HARARE – Zimbabweans must brace for major fuel price increases within days after the Reserve Bank of Zimbabwe on Monday stopped supplying fuel companies with United States dollars at a rate of 1:1 to the RTGS dollars.

Fuel companies will now bid for foreign currency from banks using an interbank rate prevailing on the day, a major shift from the government’s failed attempts to fix the rate and keep fuel prices low.

The RBZ said the policy shift was “necessary to promote the efficient use of foreign exchange and to minimise and guard against incidences of arbitrage within the economy.”

A document circulated on Tuesday showed that fuel companies immediately proposed higher diesel and petrol prices. There were fresh fears fuel, already in acute short supply, could dry up in the market as the suppliers withhold the product while weighing up the new RBZ measures.

The fuel companies, in their proposal tabled on Monday, want the price of petrol to go up to RTGS$4.96 from RTGS$3.36, representing a 47.61 percent increase. Diesel would go up to RTGS$4.88 from RTGS$3.22 last week, an increase of 51.43 percent.

The RTGS dollar was trading at 1:3.4 to the United States dollar on the interbank market on Monday, but was far weaker on the parallel market where the US dollar was fetching upwards of 6.5.

The RBZ said it had secured US$500 million which would be used to support increased trading on the interbank market. The money is a loan from Afreximbank secured against future platinum exports, Bloomberg reported.

“There shall be only one foreign exchange rate to be used in the market for the importation of all goods and services. This means that the 1:1 exchange rate that was being used by Oil Marketing Companies for the procurement of fuel will be discontinued with immediate effect,” the RBZ said in a statement.

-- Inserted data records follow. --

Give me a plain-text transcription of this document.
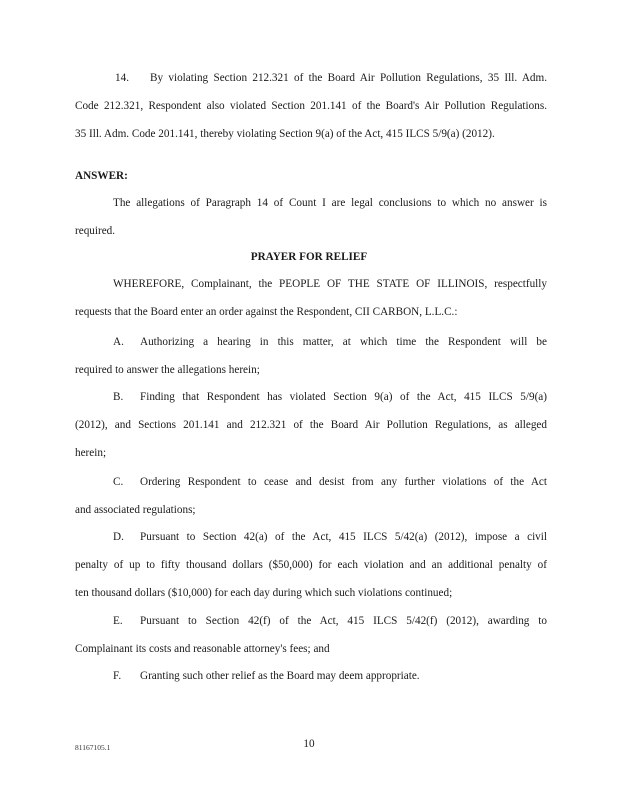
14. By violating Section 212.321 of the Board Air Pollution Regulations, 35 Ill. Adm.
Code 212.321, Respondent also violated Section 201.141 of the Board's Air Pollution Regulations.
35 Ill. Adm. Code 201.141, thereby violating Section 9(a) of the Act, 415 ILCS 5/9(a) (2012).
ANSWER:
The allegations of Paragraph 14 of Count I are legal conclusions to which no answer is
required.
PRAYER FOR RELIEF
WHEREFORE, Complainant, the PEOPLE OF THE STATE OF ILLINOIS, respectfully
requests that the Board enter an order against the Respondent, CII CARBON, L.L.C.:
A. Authorizing a hearing in this matter, at which time the Respondent will be
required to answer the allegations herein;
B. Finding that Respondent has violated Section 9(a) of the Act, 415 ILCS 5/9(a)
(2012), and Sections 201.141 and 212.321 of the Board Air Pollution Regulations, as alleged
herein;
C. Ordering Respondent to cease and desist from any further violations of the Act
and associated regulations;
D. Pursuant to Section 42(a) of the Act, 415 ILCS 5/42(a) (2012), impose a civil
penalty of up to fifty thousand dollars ($50,000) for each violation and an additional penalty of
ten thousand dollars ($10,000) for each day during which such violations continued;
E. Pursuant to Section 42(f) of the Act, 415 ILCS 5/42(f) (2012), awarding to
Complainant its costs and reasonable attorney's fees; and
F. Granting such other relief as the Board may deem appropriate.
81167105.1	10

“Over and above these initiatives, Letters of Credit shall continue to be used for the importation of essential commodities such as fuel, grain and cooking oil. The LCs will also be priced at the prevailing interbank foreign exchange rates.”

The RBZ said on the strength of the US$500 million facility, it had directed banks to “effectively apply the willing-seller willing-buyer principle to ensure that the interbank foreign currency market is effective.”

Few believe the RBZ’s latest measures will bring relief to Zimbabweans who are being buffeted by rising food prices, fuel and electricity shortages, and stagnant salaries.

The foreign-currency crisis is choking businesses and heaping pressure on President Emmerson Mnangagwa, who came to power after a military coup in 2017 and controversially won an election in July, promising to revive an economy.

“Investor confidence has sunk,” said Chiedza Madzima, a senior analyst at Fitch Solutions in Johannesburg. “Since elections last year, there has been a significant erosion of trust that the authorities can maintain political and economic stability and implement key reforms needed to attract investors.”

Zimbabwe revamped its currency system in February as long queues formed for fuel, medicine and other imported goods. Deadly protests had erupted a month earlier after the government more than doubled fuel prices.

The central bank’s decision to scrap a peg tying RTGS$ to the U.S. dollar at parity and let it trade on a formal market seemed to work at first.

But a lack of liquidity and transparency over which companies and individuals can access hard currency from the central bank started to raise doubts about the new system. An absence of inflows from investors, who are concerned the government’s fiscal policy is still too loose, did not help.